Primarie. “Nessuno le vuole abolire ma per salvarle bisogna riformarle. Serve una riflessione su come funzionano”. Bersani entra così nelle polemiche sulla consultazione popolare per la scelta dei candidati. Rilanciando la neccessità di nuove regole.

Federalismo.
“Noi abbiamo la nostra proposta sul federalismo, le nostre discriminanti e non accetteremo un federalismo sgangherato e delle nebbie” dice Bersani, spiegando anche che “non ci impressionano i giochi tattici come quelli della Lega”.

Conferenza nazionale. Sarà un appuntamento che si dovrà tenere entro la fine di quest’anno. L’obiettivo è “una discussione che parta dalla testa. Bisogna cioè parlare della democrazia che abbiamo in mente e dell’evoluzione democratica in Italia”. Bersani, poi, torna ad attaccare il populismo del Pdl: “Potevamo anche chiamarci Popolo democratico, ma abbiamo scelto Partito democratico e siamo gli unici ad averlo fatto. Questo avrà qualche legame con il fatto che vogliamo lottare con il populismo? Avrà qualche legame con il fatto che Berlusconi vuole chiamare Italia il suo partito? In attesa che Berlusconi lo chiami ‘mamma’…”.

Fiat. Bersani, inoltre, chiede “nuove regole sulla rappresentanza”, conferma che il Pd rispetterà l’esito del referendum su Mirafiori e critica il governo che ha lasciato soli i lavoratori. ”Ieri Berlusconi avrebbe dovuto farsi spiegare dalla Merkel come ha gestito la crisi dell’auto e della Opel. Obama ha fatto lo stesso e anche Sarkozy. Solo Berlusconi e’ stato con le mani conserte”. Perplesso il sindaco di Torino Piero Chiamparino: “Mi aspettavo parole più nette e certe a sostegno del sì. Devo andare via, ma mi sarei astenuto”. Mentre D’Alema circoscrive il disagio interno: “Lo provano in pochi. Un partito non può invadere il campo del confronto sindacale ma Bersani ha fatto bene a sottolineare che manca un’azione della politica”. Nella replica conclusiva Bersani torna sul tema: “Il caso Fiat è complesso. Non ho mai visto un operaio Fiat che chiede ai politici di pronunciarsi con un sì o con un no”.
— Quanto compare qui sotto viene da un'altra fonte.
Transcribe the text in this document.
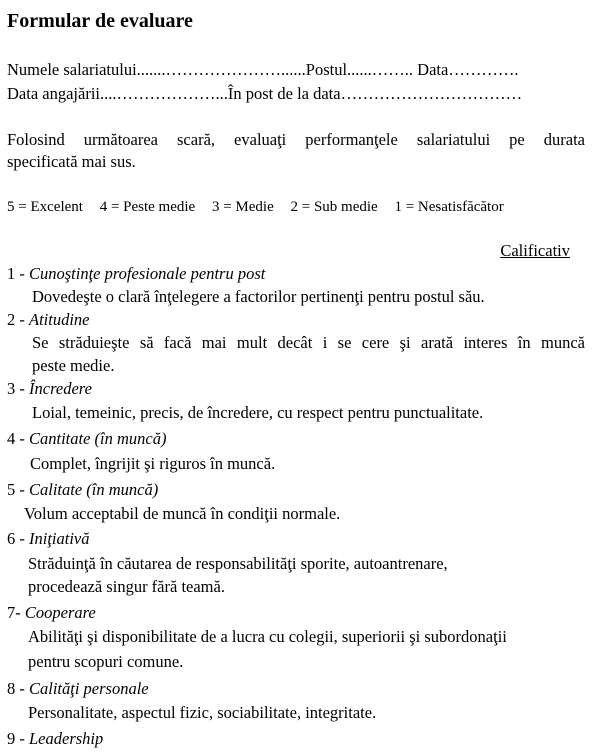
Formular de evaluare
Numele salariatului.......…………………......Postul......…….. Data………….
Data angajării....………………...În post de la data……………………………
Folosind următoarea scară, evaluaţi performanţele salariatului pe durata
specificată mai sus.
5 = Excelent 4 = Peste medie 3 = Medie 2 = Sub medie 1 = Nesatisfăcător
Calificativ
1 - Cunoştinţe profesionale pentru post
Dovedeşte o clară înţelegere a factorilor pertinenţi pentru postul său.
2 - Atitudine
Se străduieşte să facă mai mult decât i se cere şi arată interes în muncă
peste medie.
3 - Încredere
Loial, temeinic, precis, de încredere, cu respect pentru punctualitate.
4 - Cantitate (în muncă)
Complet, îngrijit şi riguros în muncă.
5 - Calitate (în muncă)
Volum acceptabil de muncă în condiţii normale.
6 - Iniţiativă
Străduinţă în căutarea de responsabilităţi sporite, autoantrenare,
procedează singur fără teamă.
7- Cooperare
Abilităţi şi disponibilitate de a lucra cu colegii, superiorii şi subordonaţii
pentru scopuri comune.
8 - Calităţi personale
Personalitate, aspectul fizic, sociabilitate, integritate.
9 - Leadership
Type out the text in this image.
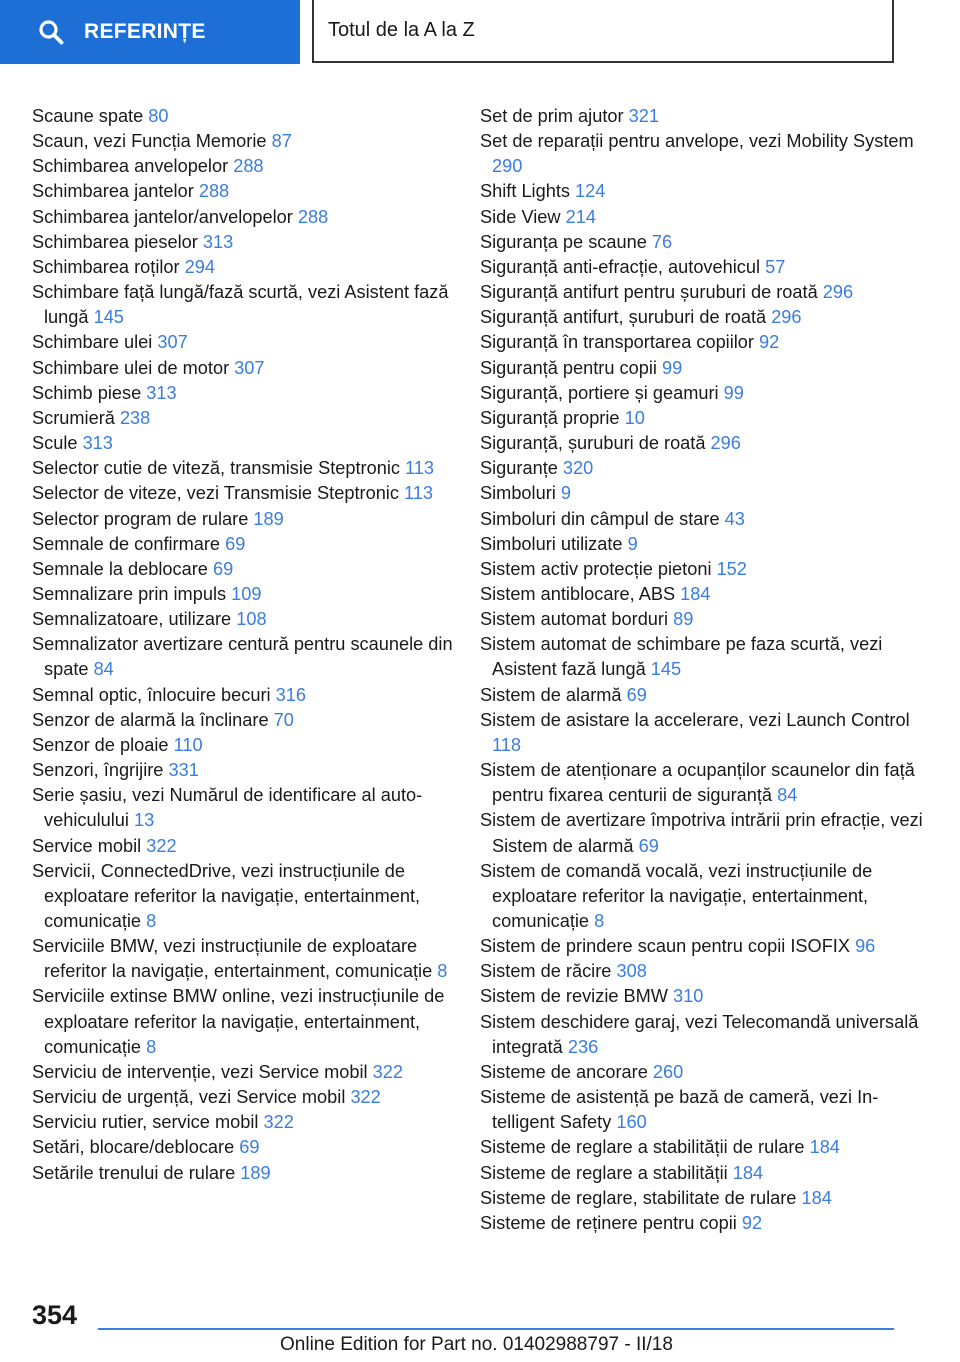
REFERINȚE	Totul de la A la Z
Scaune spate 80
Scaun, vezi Funcția Memorie 87
Schimbarea anvelopelor 288
Schimbarea jantelor 288
Schimbarea jantelor/anvelopelor 288
Schimbarea pieselor 313
Schimbarea roților 294
Schimbare față lungă/fază scurtă, vezi Asistent fază lungă 145
Schimbare ulei 307
Schimbare ulei de motor 307
Schimb piese 313
Scrumieră 238
Scule 313
Selector cutie de viteză, transmisie Steptronic 113
Selector de viteze, vezi Transmisie Steptronic 113
Selector program de rulare 189
Semnale de confirmare 69
Semnale la deblocare 69
Semnalizare prin impuls 109
Semnalizatoare, utilizare 108
Semnalizator avertizare centură pentru scaunele din spate 84
Semnal optic, înlocuire becuri 316
Senzor de alarmă la înclinare 70
Senzor de ploaie 110
Senzori, îngrijire 331
Serie șasiu, vezi Numărul de identificare al autovehiculului 13
Service mobil 322
Servicii, ConnectedDrive, vezi instrucțiunile de exploatare referitor la navigație, entertainment, comunicație 8
Serviciile BMW, vezi instrucțiunile de exploatare referitor la navigație, entertainment, comunicație 8
Serviciile extinse BMW online, vezi instrucțiunile de exploatare referitor la navigație, entertainment, comunicație 8
Serviciu de intervenție, vezi Service mobil 322
Serviciu de urgență, vezi Service mobil 322
Serviciu rutier, service mobil 322
Setări, blocare/deblocare 69
Setările trenului de rulare 189
Set de prim ajutor 321
Set de reparații pentru anvelope, vezi Mobility System 290
Shift Lights 124
Side View 214
Siguranța pe scaune 76
Siguranță anti-efracție, autovehicul 57
Siguranță antifurt pentru șuruburi de roată 296
Siguranță antifurt, șuruburi de roată 296
Siguranță în transportarea copiilor 92
Siguranță pentru copii 99
Siguranță, portiere și geamuri 99
Siguranță proprie 10
Siguranță, șuruburi de roată 296
Siguranțe 320
Simboluri 9
Simboluri din câmpul de stare 43
Simboluri utilizate 9
Sistem activ protecție pietoni 152
Sistem antiblocare, ABS 184
Sistem automat borduri 89
Sistem automat de schimbare pe faza scurtă, vezi Asistent fază lungă 145
Sistem de alarmă 69
Sistem de asistare la accelerare, vezi Launch Control 118
Sistem de atenționare a ocupanților scaunelor din față pentru fixarea centurii de siguranță 84
Sistem de avertizare împotriva intrării prin efracție, vezi Sistem de alarmă 69
Sistem de comandă vocală, vezi instrucțiunile de exploatare referitor la navigație, entertainment, comunicație 8
Sistem de prindere scaun pentru copii ISOFIX 96
Sistem de răcire 308
Sistem de revizie BMW 310
Sistem deschidere garaj, vezi Telecomandă universală integrată 236
Sisteme de ancorare 260
Sisteme de asistență pe bază de cameră, vezi Intelligent Safety 160
Sisteme de reglare a stabilității de rulare 184
Sisteme de reglare a stabilității 184
Sisteme de reglare, stabilitate de rulare 184
Sisteme de reținere pentru copii 92
354
Online Edition for Part no. 01402988797 - II/18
I veltroniani. Prima della replica del segretario, Gentiloni aveva criticato l’impostazione della relazione di Bersani, proprio a partire dalla questione Fiat: “Dobbiamo stare dalla parte di Marchionne? Non è questo il punto. Ma il Pd dovrebbe essere a sostegno del ‘si’ all’accordo di Mirafiori in maniera esplicita”. Quanto alle alleanze, i Modem pensano che “sia sbagliato continuare a inseguire il miraggio di un cartello elettorale che va da Vendola a Di Pietro fino al terzo polo”. Quindi Gentiloni invita il partito a “evitare di rinchiudersi all’angolo”. “E’ giusto guardare avanti ma dobbiamo farlo sapendo che l’accordo con il terzo polo non c’è e in ogni caso non ci garantisce sulla possibilità di iscrivere in questa ricerca dell’accordo la limpida forza riformista che noi rappresentiamo”. Infine Gentiloni affronta il tema del voto finale: “Io avrei esclusa l’esigenza di un voto finale Bersani tuttavia lo chiede e noi anticipiamo a questo punto la nostra decisione di votare contro”. Ma dopo le precisazioni del segretario su Fiat e sulla politica delle alleanze, i veltroniani annunciano la non partecipazione al voto. Per l’area Modem sono da apprezzare i riferimenti alle tesi di Pietro Ichino sul lavoro e il passaggio in cui Bersani parla di Pd come “perno” di una alternativa.

I rottamatori. Al lombardo Pippo Civati, le parole di Bersani non piacciono: “Quella in campo è una strategia pericolosa che ci allontana dagli elettori. Non è stato fatto alcun lavoro sulla coalizione che c’è già, mentre quello su una coalizione più ampia non è concreto”.